Lenora froze for just a heartbeat, the spoon still halfway through the air.
"I do?" she asked quietly.
He chuckled — a sound both fond and sad. "The way you hum when you cook… the way your eyes soften when you talk to folk. She was just like that. Always kind, even when the world gave her every reason not to be."
Lenora smiled faintly, turning back to the fire so he wouldn't see her eyes glisten.
"I know, Dad," she said softly. "I miss her too."
He nodded, his voice lowering. "Aye. There's not a day I don't think of her."
Silence settled between them, the kind that wasn't heavy — just old and familiar.
The only sound was the slow bubbling of the pot and the faint whistle of wind slipping through the cracks in the wall.
But as Lenora handed him his bowl and sat opposite him, her mind wandered — not to the soft warmth of memory, but to that one dark day she tried never to recall.
---
It had been raining — hard enough to wash color from the world. She'd been barely fourteen. The pounding on the door had sent her heart into her throat.
"Lenora of Eastbank?" The guards had asked, their armor dripping.
Her father had answered, trembling.
They'd said her mother had been caught stealing a handful of coins from a market stall in the city — that she'd been taken to the prison "for correction."
Correction. That's what they called it.
Two nights later, they returned — no words this time, just a small bundle wrapped in cloth.
Lenora remembered how her father's knees had given out.
She remembered the silence that followed — a silence that had never really left their home.
She blinked, realizing her spoon had stopped halfway to her mouth. Her father was watching her quietly, his eyes soft but tired.
"Don't think of it, my girl," he murmured. "It'll only hurt you."
"I'm not," she lied gently, forcing a small smile. "I'm thinking of work. The tavern'll need fresh herbs today."
He nodded approvingly. "You always did keep us fed."

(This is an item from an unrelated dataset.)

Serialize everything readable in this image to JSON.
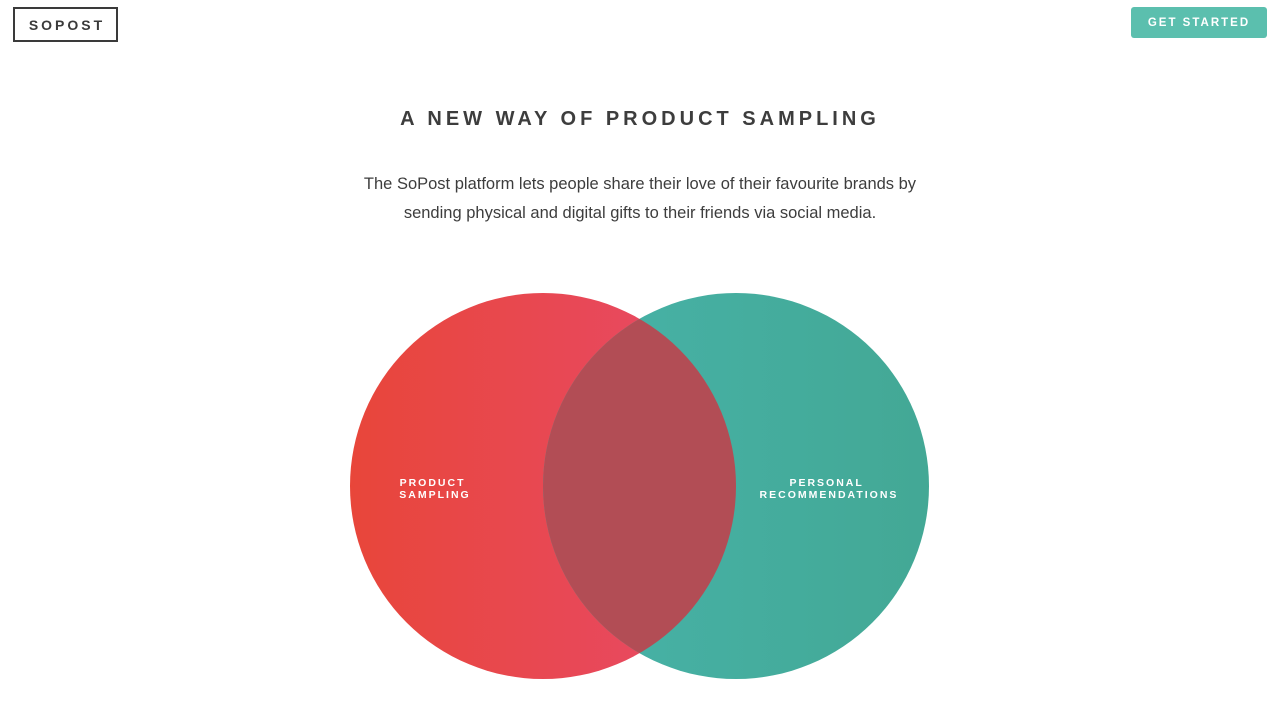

Lenora stood and packed her basket — dried sage and thyme wrapped in little cloth bundles, a few sprigs of mint tucked between them. On top, she placed what was left of the cheese from yesterday's trip to the market, saving the larger piece for her father.
"Don't forget to eat that," she said, pointing to his bowl.
He grunted, pretending to be annoyed. "You're starting to sound like your mother again."
She smirked. "Good. Someone has to."
Outside, the morning air was crisp, carrying the scent of wet earth and woodsmoke. She adjusted her shawl and started down the road toward the village, the basket swinging gently at her side.
The lane was still quiet at that hour — only a few villagers passing by, their carts creaking under the weight of produce.
As she walked, she couldn't shake the memory of yesterday — the market's chaos, the whip, the shouting… and then her. The princess with the sorrow in her eyes, watching it all.
Lenora exhaled sharply, trying to clear her head. "Don't be a fool," she muttered under her breath. "You'll never see her again."
Still, she found herself glancing toward the line of trees in the distance — the forest where the light caught the leaves like green fire.
She smiled faintly. "Just herbs today," she whispered to herself. "No trouble."
But as she turned onto the path that led toward the tavern, part of her heart was already pulling toward the woods — toward that quiet pond where fate had tangled two lives that never should've crossed.